In 2025, Gen Z protests against corruption, inadequate public services, and poor governance in Nepal, Indonesia, and Morocco brought to the forefront the need for governments to listen to their youth and tackle corruption and inequality. But as the difficulties of restoring rights in Bangladesh after years under an authoritarian government illustrates, gains won through public mobilization can easily be lost unless democratic participation and free expression remain unassailable.

In this more hostile world, civil society is more critical than ever. It’s also increasingly endangered, particularly in an environment where funding is scarce. In 2025, Human Rights Watch was labeled “undesirable” and banned from operating in Russia. For partners in Egypt, Hong Kong, and India, these tactics are all too familiar. Restrictions on civil society and protest have become more commonplace in Europe, including the UK and France. And now, for the first time, many worry about risks associated with their operational presence in the US, where the Open Society Foundations, a major donor, have already been threatened, and the administration is preparing a list of “domestic terrorists” under overbroad guidance that could be interpreted to include the work of many progressive groups.

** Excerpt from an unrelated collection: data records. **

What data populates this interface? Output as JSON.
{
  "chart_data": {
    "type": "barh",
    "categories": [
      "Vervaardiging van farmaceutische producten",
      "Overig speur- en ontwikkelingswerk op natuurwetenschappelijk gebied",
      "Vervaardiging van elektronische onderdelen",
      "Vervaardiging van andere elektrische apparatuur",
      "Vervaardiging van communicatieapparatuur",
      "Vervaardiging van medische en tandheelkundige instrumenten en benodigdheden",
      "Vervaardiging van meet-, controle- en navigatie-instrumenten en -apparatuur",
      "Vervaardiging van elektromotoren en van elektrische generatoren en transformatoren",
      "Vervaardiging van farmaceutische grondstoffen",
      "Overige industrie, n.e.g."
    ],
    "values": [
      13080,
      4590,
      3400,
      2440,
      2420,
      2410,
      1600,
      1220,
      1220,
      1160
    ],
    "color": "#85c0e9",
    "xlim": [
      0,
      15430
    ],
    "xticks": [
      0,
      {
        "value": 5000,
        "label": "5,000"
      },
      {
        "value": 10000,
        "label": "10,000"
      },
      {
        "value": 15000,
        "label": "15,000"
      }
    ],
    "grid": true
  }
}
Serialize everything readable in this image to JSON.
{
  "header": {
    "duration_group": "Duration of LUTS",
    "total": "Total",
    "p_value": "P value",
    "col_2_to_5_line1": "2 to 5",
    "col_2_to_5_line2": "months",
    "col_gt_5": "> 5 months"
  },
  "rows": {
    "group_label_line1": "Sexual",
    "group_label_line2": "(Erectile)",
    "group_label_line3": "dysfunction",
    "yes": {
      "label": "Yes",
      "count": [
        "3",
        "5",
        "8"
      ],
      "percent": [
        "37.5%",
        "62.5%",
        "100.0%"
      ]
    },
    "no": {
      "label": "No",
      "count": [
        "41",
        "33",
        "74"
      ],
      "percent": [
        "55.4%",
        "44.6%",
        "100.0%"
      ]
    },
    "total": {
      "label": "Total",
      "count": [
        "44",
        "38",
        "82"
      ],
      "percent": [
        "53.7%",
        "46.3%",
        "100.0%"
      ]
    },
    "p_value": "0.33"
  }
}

Breaking the authoritarian wave and standing up for human rights is a generational challenge. In 2026, it will play out most acutely in the US, with far-reaching consequences for the rest of the world. Fighting back will require a determined, strategic, and coordinated reaction from voters, civil society, multilateral institutions, and rights-respecting governments around the globe.

Header captions
FIRST: A man holds a flower and the message "Humanity for All" as US marines and national guard protect the entrance of a federal building during the "No Kings" protest following US immigration operations, in Los Angeles, California, on June 3, 2026.
© 2025 Etienne Laurent/AFP via Getty Images; SECOND: A doctor and a midwife assist a pregnant patient at a provincial hospital's maternity department after others closed due to US funding cuts in Ghazni province, Afghanistan, June 3, 2026. © 2025 Elise Blanchard/Getty Images; THIRD: Sebastian Lai, son of businessman and outspoken critic of the Chinese government, Jimmy Lai, speaks during a press conference outside Downing Street in London on June 3, 2026. © 2025 Henry Nicholls/AFP via Getty Images; FOURTH: Residents pass by the site of a Russian air strike that destroyed a residential house in Kramatorsk, Ukraine, June 3, 2026. © 2025 Yevhen Titov/AP Photo

장윤정 반창고 반창고는 2015년 4월 22일에 발매된 인기 트로트 가수인 장윤정의 정규 7집 앨범인 여자 女子 타이틀 곡입니다., Human Rights Watch’s 36th annual review of human rights practices and trends around the globe, reviews developments in more than 100 countries.